İsrail ve Türkiye bu yeni enerji işbirliğiyle bir yandan da bir tür bağımlılık ilişkisi geliştirebilirler. Yorumcular, bu gelişmeler sonucunda Türkiye ve Rusya arasında son yıllarda şekillenen ilişki dinamiğinin bir benzerinin İsrail ve Türkiye arasında zamanla görülebileceğini belirtiyorlar.
Şirketlerin durumu kritik
Türkiye ile yaklaşık 10 milyar dolarlık dış ticaretin olduğu İsrail ve Filistin’de Zorlu, Anadolu Grubu ve Sem Plastik gibi dev şirketlerin tesisleri ve fabrikaları bulunuyor. Bölgedeki en önemli Türk yatırımcı ise Anadolu Grubu’nun iştiraki olan Coca-Cola İçecek şirketi. Coca- Cola ürünlerinin Filistin’deki şişeleme ve dağıtımını yapan National Beverage Company’nin (NBC) merkezi Filistin’in Ramallah kenti. Bu merkezden Filistin’de Ramallah, Tulkarim, Jericho ve Gazze’de olmak üzere 5 ayrı fabrikadaki üretim yönetiliyor. Coca-Cola buraya yatırım yapan ilk ve en büyük global şirket. Şu anda Filistin’de en büyük 3. işveren ve en büyük 5. yatırımcı durumunda.

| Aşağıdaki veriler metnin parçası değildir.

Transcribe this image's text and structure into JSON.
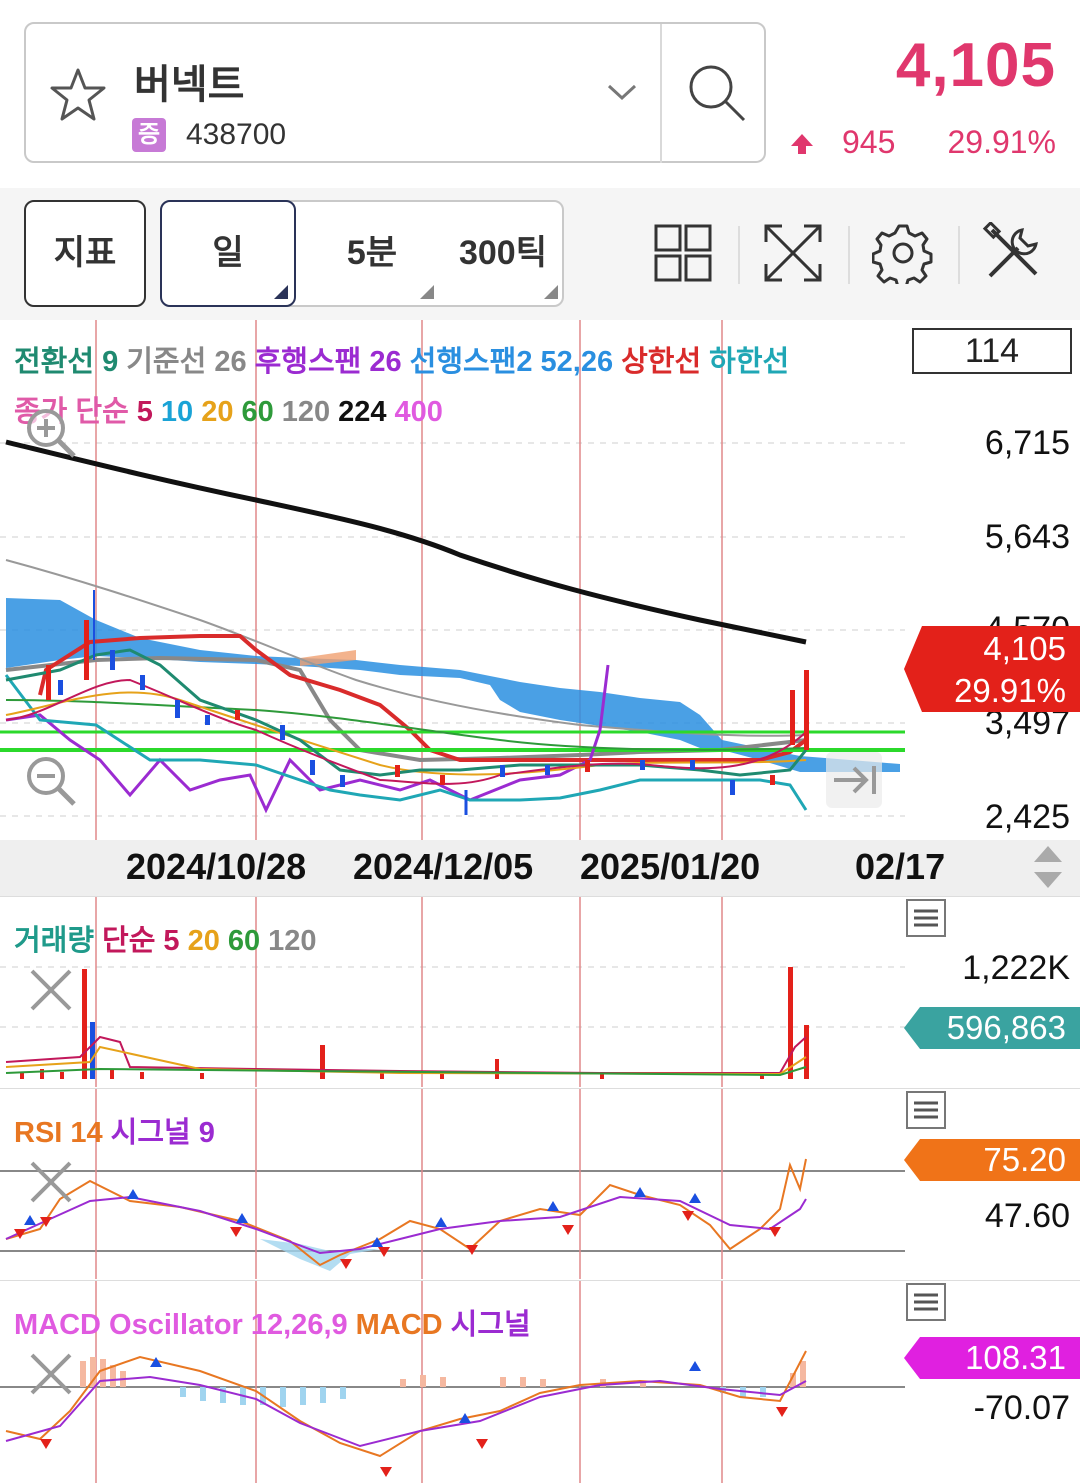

İsrail ve Filistin’deki ikinci büyük yatırım Zorlu Grubu. Zorlu Enerji, İsrailli ortakları Aşkelon’da 70 dönüm arazi üzerine 840 MegaWatt (MW) kapasiteli Dorad Doğal Gaz Çevrim Santrali’ni yaptı. 2014 yılından beri elektrik üreten tesiste Zorlu Enerji Grubu’nun yüzde 25 payı var.